Mais Dieu lui dit : “Tu es fou : cette nuit même, on va te redemander ta vie. Et ce que tu auras accumulé, qui l’aura ?”


Voilà ce qui arrive à celui qui amasse pour lui-même, au lieu d’être riche en vue de Dieu. »

Acclamons et partageons la parole de Dieu !

COMMENTAIRE :

Saint Grégoire de Nysse (v. 335-395)

moine et évêque

Sermon 1 sur l’amour des pauvres (in Lectures chrétiennes pour notre temps, fiche X4; trad. Orval ; © 1971 Abbaye d’Orval)

User des biens sans en abuser

La miséricorde et la bienfaisance sont les amies de Dieu. Et si elles viennent s’établir au cœur d’un homme, elles le divinisent et le modèlent à la ressemblance du souverain Bien afin qu’il soit l’image de l’essence première et sans mélange qui surpasse toute connaissance. Vous donc, créatures raisonnables et douées de l’intelligence qui interprète et qui enseigne les choses divines, ne vous laissez pas séduire par les choses temporelles. Tâchez plutôt de gagner celui qui possède ce qui rend éternel. Limitez-vous dans l’usage des biens de la vie. Tout ne vous appartient pas ; qu’une part aussi soit laissée pour les pauvres qui sont aimés de Dieu. Car tout est à Dieu, notre Père commun, et nous sommes des frères, l’idéal le plus juste serait que chacun jouît d’une part égale de l’héritage. Mais à défaut de cela, si certains s’attribuent le plus gros de cet héritage, que tous les autres en obtiennent au moins une partie. Et si quelqu’un veut le posséder tout entier à l’exclusion de ses nombreux frères, celui-là est un impitoyable tyran, un barbare sans cœur, une bête insatiable. Use donc des biens de la terre, mais n’en abuse pas.

LECTURES :

Lettre de saint Paul Apôtre aux Romains 4,20-25. 

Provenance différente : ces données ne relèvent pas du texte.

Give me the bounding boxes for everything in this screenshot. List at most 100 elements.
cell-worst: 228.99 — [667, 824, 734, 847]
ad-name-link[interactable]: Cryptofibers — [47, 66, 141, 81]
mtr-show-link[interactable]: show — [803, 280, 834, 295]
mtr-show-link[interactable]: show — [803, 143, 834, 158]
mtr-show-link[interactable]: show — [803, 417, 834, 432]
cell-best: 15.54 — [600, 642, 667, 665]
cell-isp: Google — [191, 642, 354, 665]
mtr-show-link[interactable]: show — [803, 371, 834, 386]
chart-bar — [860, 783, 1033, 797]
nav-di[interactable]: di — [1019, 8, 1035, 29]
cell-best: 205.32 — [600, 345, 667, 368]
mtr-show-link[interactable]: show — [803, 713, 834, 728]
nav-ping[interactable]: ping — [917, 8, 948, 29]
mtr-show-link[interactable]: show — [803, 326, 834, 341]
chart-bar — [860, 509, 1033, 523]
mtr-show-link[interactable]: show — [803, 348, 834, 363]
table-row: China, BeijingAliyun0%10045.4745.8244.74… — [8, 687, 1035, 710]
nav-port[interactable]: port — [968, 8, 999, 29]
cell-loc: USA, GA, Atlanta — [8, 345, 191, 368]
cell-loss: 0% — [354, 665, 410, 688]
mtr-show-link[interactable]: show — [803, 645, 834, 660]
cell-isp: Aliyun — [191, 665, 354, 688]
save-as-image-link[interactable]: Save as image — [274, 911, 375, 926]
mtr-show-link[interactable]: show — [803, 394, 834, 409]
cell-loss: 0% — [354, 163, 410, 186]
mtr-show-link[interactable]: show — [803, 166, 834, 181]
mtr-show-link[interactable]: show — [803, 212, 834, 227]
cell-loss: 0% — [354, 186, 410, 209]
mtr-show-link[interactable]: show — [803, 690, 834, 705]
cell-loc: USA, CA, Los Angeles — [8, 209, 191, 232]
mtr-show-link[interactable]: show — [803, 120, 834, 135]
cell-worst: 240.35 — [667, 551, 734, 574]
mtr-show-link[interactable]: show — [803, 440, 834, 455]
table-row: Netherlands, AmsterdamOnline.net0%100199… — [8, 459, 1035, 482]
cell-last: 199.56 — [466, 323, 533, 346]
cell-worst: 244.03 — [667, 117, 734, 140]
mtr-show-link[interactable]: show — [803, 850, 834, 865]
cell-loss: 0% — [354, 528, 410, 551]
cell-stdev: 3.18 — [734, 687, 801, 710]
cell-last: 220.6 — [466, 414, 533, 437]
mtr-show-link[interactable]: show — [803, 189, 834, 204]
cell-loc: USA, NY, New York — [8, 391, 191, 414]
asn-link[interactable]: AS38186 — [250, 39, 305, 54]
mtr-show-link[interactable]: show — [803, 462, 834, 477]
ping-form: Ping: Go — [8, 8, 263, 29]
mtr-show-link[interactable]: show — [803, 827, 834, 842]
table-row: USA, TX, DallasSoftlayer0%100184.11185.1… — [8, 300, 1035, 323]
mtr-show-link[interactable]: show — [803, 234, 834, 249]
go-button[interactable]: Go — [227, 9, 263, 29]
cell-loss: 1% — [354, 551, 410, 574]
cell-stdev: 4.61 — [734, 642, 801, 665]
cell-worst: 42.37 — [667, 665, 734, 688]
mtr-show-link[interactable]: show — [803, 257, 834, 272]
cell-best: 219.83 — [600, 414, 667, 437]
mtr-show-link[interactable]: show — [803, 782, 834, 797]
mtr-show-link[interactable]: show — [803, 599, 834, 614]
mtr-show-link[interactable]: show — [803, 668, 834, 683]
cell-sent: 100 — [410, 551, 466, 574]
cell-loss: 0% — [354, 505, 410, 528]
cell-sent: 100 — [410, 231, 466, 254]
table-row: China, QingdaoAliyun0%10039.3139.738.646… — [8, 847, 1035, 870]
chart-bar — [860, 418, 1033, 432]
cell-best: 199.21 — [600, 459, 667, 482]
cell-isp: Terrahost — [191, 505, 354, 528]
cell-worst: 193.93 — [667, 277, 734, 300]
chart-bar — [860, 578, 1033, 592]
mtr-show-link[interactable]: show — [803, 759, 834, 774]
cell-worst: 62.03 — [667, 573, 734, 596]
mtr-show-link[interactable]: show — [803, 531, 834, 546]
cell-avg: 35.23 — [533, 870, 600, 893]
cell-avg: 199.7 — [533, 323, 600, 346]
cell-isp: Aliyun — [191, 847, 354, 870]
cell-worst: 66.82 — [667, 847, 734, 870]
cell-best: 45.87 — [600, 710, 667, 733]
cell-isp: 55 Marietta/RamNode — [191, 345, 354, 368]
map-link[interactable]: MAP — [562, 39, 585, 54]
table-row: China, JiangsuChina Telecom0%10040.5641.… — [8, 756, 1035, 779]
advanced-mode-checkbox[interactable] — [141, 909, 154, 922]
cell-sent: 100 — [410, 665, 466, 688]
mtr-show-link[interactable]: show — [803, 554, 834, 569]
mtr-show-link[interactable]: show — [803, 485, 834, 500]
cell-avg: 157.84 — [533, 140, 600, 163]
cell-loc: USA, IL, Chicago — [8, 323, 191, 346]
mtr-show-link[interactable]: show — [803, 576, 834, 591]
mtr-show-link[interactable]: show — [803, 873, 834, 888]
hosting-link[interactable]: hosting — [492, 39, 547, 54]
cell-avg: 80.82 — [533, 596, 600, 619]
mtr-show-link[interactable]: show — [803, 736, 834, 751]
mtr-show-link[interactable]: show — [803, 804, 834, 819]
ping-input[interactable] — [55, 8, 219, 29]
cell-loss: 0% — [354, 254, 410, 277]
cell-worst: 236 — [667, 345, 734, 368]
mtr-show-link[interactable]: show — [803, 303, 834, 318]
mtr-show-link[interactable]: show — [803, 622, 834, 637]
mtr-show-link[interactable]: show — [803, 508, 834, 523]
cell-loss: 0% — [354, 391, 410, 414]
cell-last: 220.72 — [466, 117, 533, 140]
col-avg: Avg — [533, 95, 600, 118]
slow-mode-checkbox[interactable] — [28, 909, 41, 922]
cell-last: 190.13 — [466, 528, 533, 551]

Devant la promesse de Dieu, il n’hésita pas, il ne manqua pas de foi, mais il trouva sa force dans la foi et rendit gloire à Dieu,
car il était pleinement convaincu que Dieu a la puissance d’accomplir ce qu’il a promis.
Et voilà pourquoi il lui fut accordé d’être juste.
En disant que cela lui fut accordé, l’Écriture ne s’intéresse pas seulement à lui,
mais aussi à nous, car cela nous sera accordé puisque nous croyons en Celui qui a ressuscité d’entre les morts Jésus notre Seigneur,
livré pour nos fautes et ressuscité pour notre justification.

Évangile de Jésus-Christ selon saint Luc 1,69-70.71-72.73-75. 

R/ Béni soit le Seigneur, le Dieu d’Israël, car il a visité son peuple. (cf. Lc 1, 68)

Il a fait surgir la force qui nous sauve
dans la maison de David, son serviteur,
comme il l’avait dit par la bouche des saints, 
par ses prophètes, depuis les temps anciens :

salut qui nous arrache à l’ennemi, 
à la main de tous nos oppresseurs,
amour qu’il montre envers nos pères, 
mémoire de son alliance sainte,

serment juré à notre père Abraham 
de nous rendre sans crainte,
afin que, délivrés de la main des ennemis,
nous le servions dans la justice et la sainteté, 
en sa présence, tout au long de nos jours.